The FCC continues to review comments and meet with parties in a variety of TCPA-related proceedings, but the agency did not vote on any TCPA items at the Commission’s April open meeting.
Comments were due on April 3 on the FCC’s February 2019 Notice of Proposed Rulemaking (NPRM), which sought comment on proposals to modify the FCC’s current Truth in Caller ID rules to track the wording of the RAY BAUM’S Act’s statutory amendments. The FCC’s proposals would expand the reach of the Truth in Caller ID Act to robocalls originating outside the United States and expand the scope of covered entities. The NPRM was discussed in detail in our February 2019 blog. The FCC received several comments on the NPRM. Among other commenters, consumer groups urged the FCC to take the opportunity to require phone companies to implement caller ID authentication technology; set guidelines for, and oversee, that implementation to ensure that it is effective; and ensure consumer representation on the SHAKEN/STIR governance board. CTIA supported the FCC’s plan and encouraged it to expand the scope of the anti-spoofing rules to include Short Message Service (SMS) and Multimedia Message Service (MMS) text messages to maintain consistency with the Wireless Messaging Declaratory Ruling, and “take even more steps to deter bad actors.” Twilio explained the legitimate benefits of caller ID modification in certain instances and asked the FCC to hew closely to the Caller ID updates required by the RAY BAUM’S Act, rather than expanding the scope of the regulations beyond congressional intent. Reply comments are due on May 3.
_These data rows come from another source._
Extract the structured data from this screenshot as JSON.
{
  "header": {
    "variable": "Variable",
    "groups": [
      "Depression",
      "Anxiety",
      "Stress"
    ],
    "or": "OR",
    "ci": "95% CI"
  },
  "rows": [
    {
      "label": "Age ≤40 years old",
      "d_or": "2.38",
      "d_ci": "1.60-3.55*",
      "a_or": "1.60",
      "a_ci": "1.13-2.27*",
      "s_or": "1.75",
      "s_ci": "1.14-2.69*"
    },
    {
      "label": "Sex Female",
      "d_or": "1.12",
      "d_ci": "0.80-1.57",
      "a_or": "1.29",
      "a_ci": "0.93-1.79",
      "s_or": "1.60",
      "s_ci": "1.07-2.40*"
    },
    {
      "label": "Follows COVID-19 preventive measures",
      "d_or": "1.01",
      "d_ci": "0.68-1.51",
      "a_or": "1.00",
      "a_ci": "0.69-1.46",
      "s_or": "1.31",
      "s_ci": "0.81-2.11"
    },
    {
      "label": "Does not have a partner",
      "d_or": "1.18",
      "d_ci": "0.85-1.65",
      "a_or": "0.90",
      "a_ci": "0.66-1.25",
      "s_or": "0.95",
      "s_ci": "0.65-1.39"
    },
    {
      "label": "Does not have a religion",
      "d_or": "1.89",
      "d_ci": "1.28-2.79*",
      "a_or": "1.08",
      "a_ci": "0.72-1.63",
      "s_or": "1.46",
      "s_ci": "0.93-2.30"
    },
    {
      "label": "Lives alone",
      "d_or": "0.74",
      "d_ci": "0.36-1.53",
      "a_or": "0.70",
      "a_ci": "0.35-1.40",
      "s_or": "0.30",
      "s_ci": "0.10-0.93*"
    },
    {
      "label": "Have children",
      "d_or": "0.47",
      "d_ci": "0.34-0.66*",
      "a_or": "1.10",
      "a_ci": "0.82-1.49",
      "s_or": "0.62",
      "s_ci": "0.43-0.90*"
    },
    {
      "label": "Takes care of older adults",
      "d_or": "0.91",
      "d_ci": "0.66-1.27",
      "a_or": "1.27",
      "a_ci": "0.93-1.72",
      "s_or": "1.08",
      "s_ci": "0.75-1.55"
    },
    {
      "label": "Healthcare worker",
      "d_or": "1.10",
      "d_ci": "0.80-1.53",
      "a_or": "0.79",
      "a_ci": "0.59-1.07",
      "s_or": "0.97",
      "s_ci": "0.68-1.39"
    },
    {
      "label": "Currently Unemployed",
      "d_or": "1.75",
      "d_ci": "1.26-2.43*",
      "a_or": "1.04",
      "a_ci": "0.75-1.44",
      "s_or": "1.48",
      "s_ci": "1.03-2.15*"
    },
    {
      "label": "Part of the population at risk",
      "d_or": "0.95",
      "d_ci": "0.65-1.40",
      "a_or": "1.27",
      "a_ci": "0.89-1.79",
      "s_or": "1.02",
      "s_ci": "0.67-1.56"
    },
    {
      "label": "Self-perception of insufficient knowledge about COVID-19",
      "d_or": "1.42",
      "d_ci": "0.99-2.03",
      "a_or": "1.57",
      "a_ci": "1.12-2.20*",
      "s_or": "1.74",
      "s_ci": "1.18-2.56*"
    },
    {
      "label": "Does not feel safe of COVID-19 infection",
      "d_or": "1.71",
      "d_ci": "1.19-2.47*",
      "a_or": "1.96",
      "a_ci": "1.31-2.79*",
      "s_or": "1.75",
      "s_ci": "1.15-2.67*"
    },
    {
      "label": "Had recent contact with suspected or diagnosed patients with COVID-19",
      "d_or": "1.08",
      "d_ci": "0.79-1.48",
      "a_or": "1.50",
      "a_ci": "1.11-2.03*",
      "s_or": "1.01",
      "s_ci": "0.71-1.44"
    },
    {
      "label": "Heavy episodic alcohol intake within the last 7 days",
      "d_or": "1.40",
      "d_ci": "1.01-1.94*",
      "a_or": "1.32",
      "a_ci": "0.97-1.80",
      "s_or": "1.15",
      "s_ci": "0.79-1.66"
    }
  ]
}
Comments were due on April 8 on the Petition for Expedited Clarification or Declaratory Ruling filed by the law firm Akin Gump Strauss & Feld LLP on February 26. The petition relating to liability for junk faxes was discussed in detail in last month’s blog. The FCC received a handful of comments, both in support of and opposing the petition, and reply comments are due on April 23. Akin Gump also met with Commission staff to discuss its petition.
The FCC continues to review comments submitted on the Petition for Declaratory Ruling filed by Best Doctors, Inc. and the Petition for Expedited Declaratory Ruling filed by NorthStar Alarm Services, LLC regarding the use of soundboard technology. We wrote about both petitions in our January blog. Both petitioners met with Commission staff this month in support of their requests, but the FCC has not yet released a decision in either case.
Finally, on April 4, Secretary of Commerce Wilbur Ross sent a letter to Chairman Pai and the other FCC Commissioners opposing the FCC’s reconsideration of the Broadnet Declaratory Ruling. Secretary Ross believes the Commission correctly decided the matter when it released its 2016 Declaratory Ruling finding that federal agencies and contractors working on behalf of federal agencies are not “persons” under the TCPA, thereby making them immune from TCPA liability when they comply with the government’s instructions.
The issue is significant to the Department of Commerce as it prepares for the 2020 Census, where federal contractors will call millions of Americans, often on their mobile phones, to collect the required data. Although Secretary Ross explains that federal contractors will not use autodialers within the meaning of the TCPA, he is concerned that a reconsideration of the Broadnet Ruling could “inject substantial uncertainty” into the Census Bureau’s ability to use contractors. Possible reconsideration of the Broadnet Declaratory Ruling was one of the issues raised by the FCC in its May 2018 Public Notice seeking comment on numerous TCPA-related issues in light of the U.S. Court of Appeals for the District of Columbia in ACA International v. FCC.